As moças se olharam imaginavam cenas e conversas, pediram bebidas, se cumprimentaram, mas havia certa desconfiança no ar, alguma solidão, uma singela tentativa de aproximação. As três donzelas tentaram iniciar alguma conversa, ofereceram bebidas e sorrisos, olhares duros, sofridos e alguma simpatia.

Quebrando a timidez do encontro, Lenora, decidida, se aproximou da moça de vestido vermelho (Jolli) e perguntou de forma direta a ela se tinha informações para lhe fornecer.

No interior da taberna um moço (felipe Clarity) solitário bebia um cálice de vinho, tomado por uma visível angústia, sacou sua adaga e fez um pequeno corte em seu pulso, deixando cair algumas gotas de sangue no cálice. Em seguida, tomou um gole do vinho, levantou-se e cumprimentou os presentes, mas se retirou em seguida.

Jolli Breda se impressionou com a cena do moço se ferindo e bebendo o próprio sangue e, trêmula, sorriu disfarçadamente e nem sequer respondeu à pergunta que Lenora lhe fizera.
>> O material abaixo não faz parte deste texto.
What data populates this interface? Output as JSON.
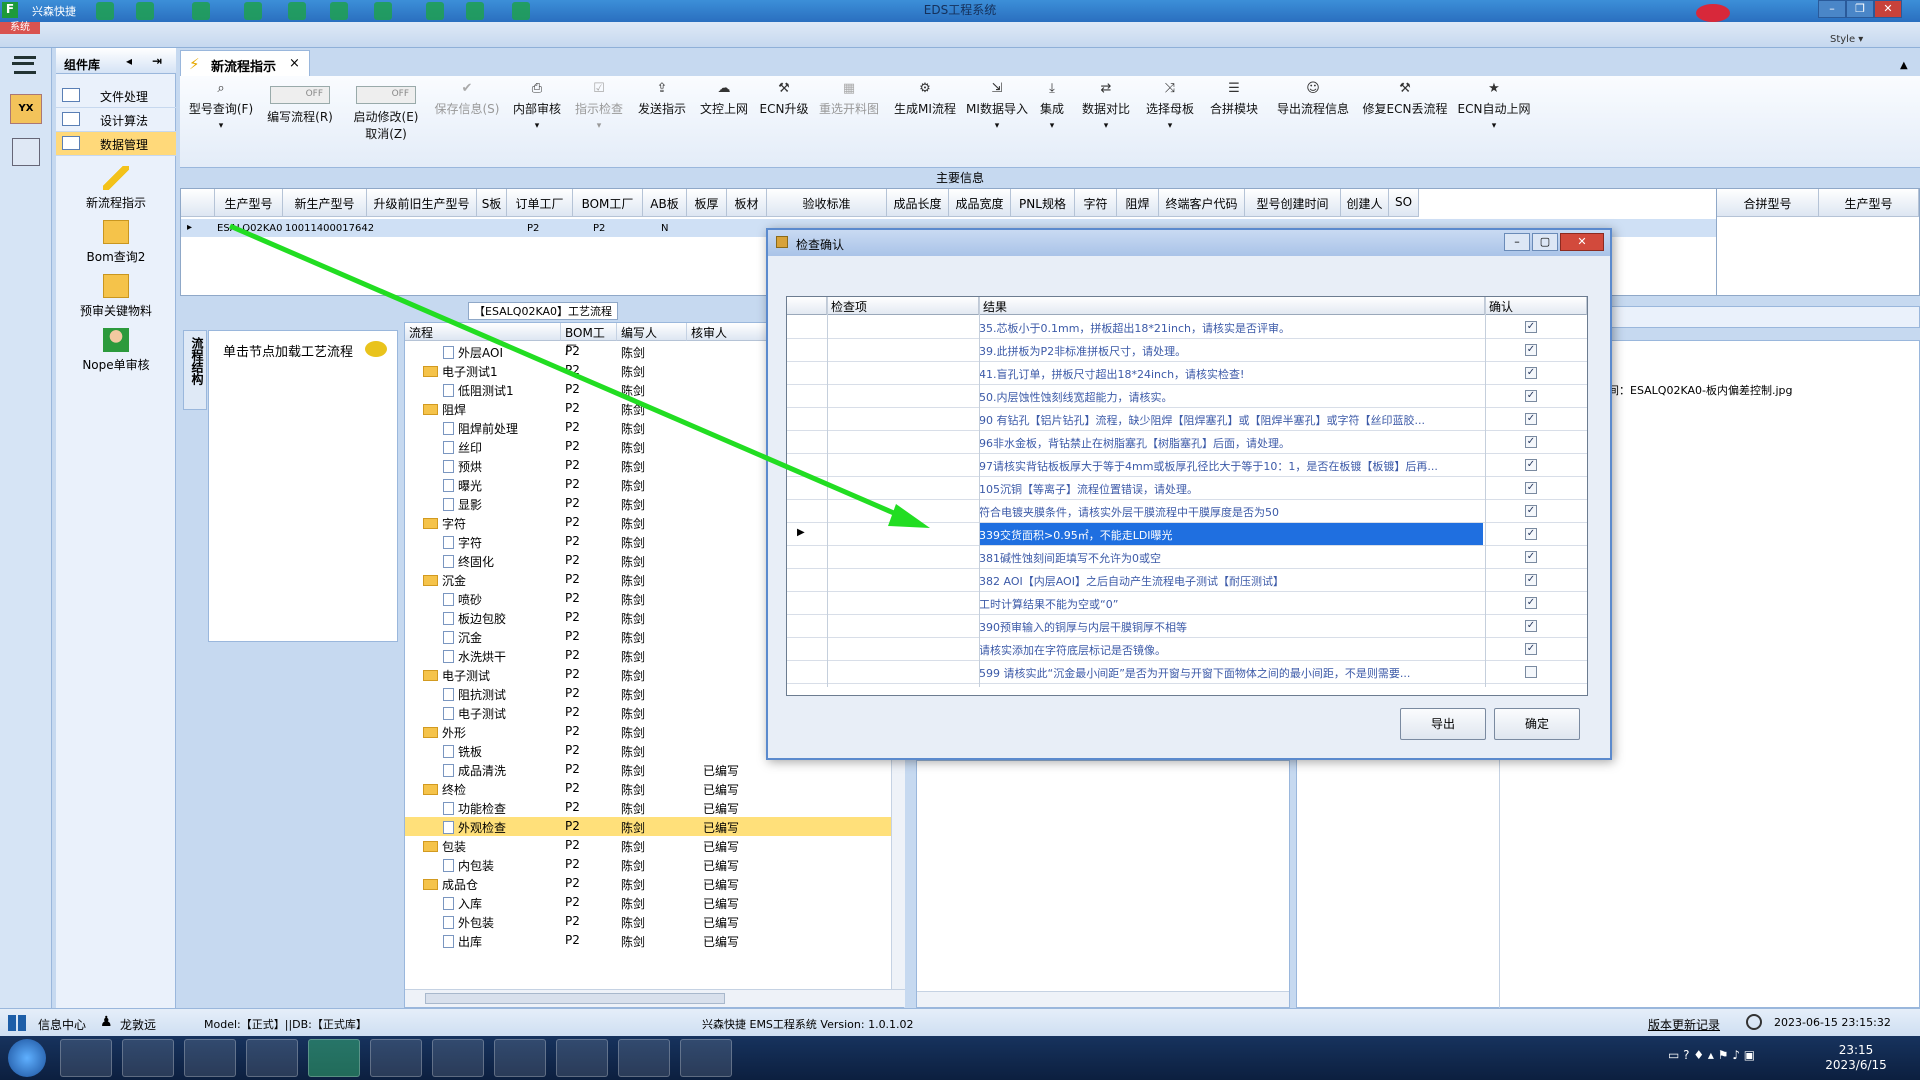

No outro extremo da taberna, sentada a uma mesa escondida, em frente ao velho balcão de madeira, a moça ( Pri Fravoisse) ao avistar Jolli, levantou-se sobressaltada a interpelando sobre alguma informação que estaria no poder da moça.

O clima fica tenso com o interrogatório de Lenora e Pri. Jolli, já mais calma com a saída do moço, apenas responde que ficara ciente de que algo estranho estava acontecendo na floresta, alguns animais estavam sendo sacrificados e seus corpos permaneciam estirados pela mata adentro.

As duas moças (Lenora e Pri) sem compreender a resposta de Jolli, tentam decifrar algum código secreto contido na frase por ela pronunciada. Pri tinha certeza de que estava no local correto onde encontraria as informações necessárias para seguir seu caminho, sabia também que cada uma das três moças continham fragmentos de uma frase que unidos dariam o sentido que buscavam.

Lenora se antecipa e revela a parte do texto que guardava e, com a troca, as moças conseguiram decifrar o que necessitavam:

“A liderança dos amaldiçoados é meu fardo, e não seu. Você faria bem, contudo, em se perguntar se sua não-vida traz benefícios ou prejuízos às crias de Caim. Eu já tirei minhas conclusões."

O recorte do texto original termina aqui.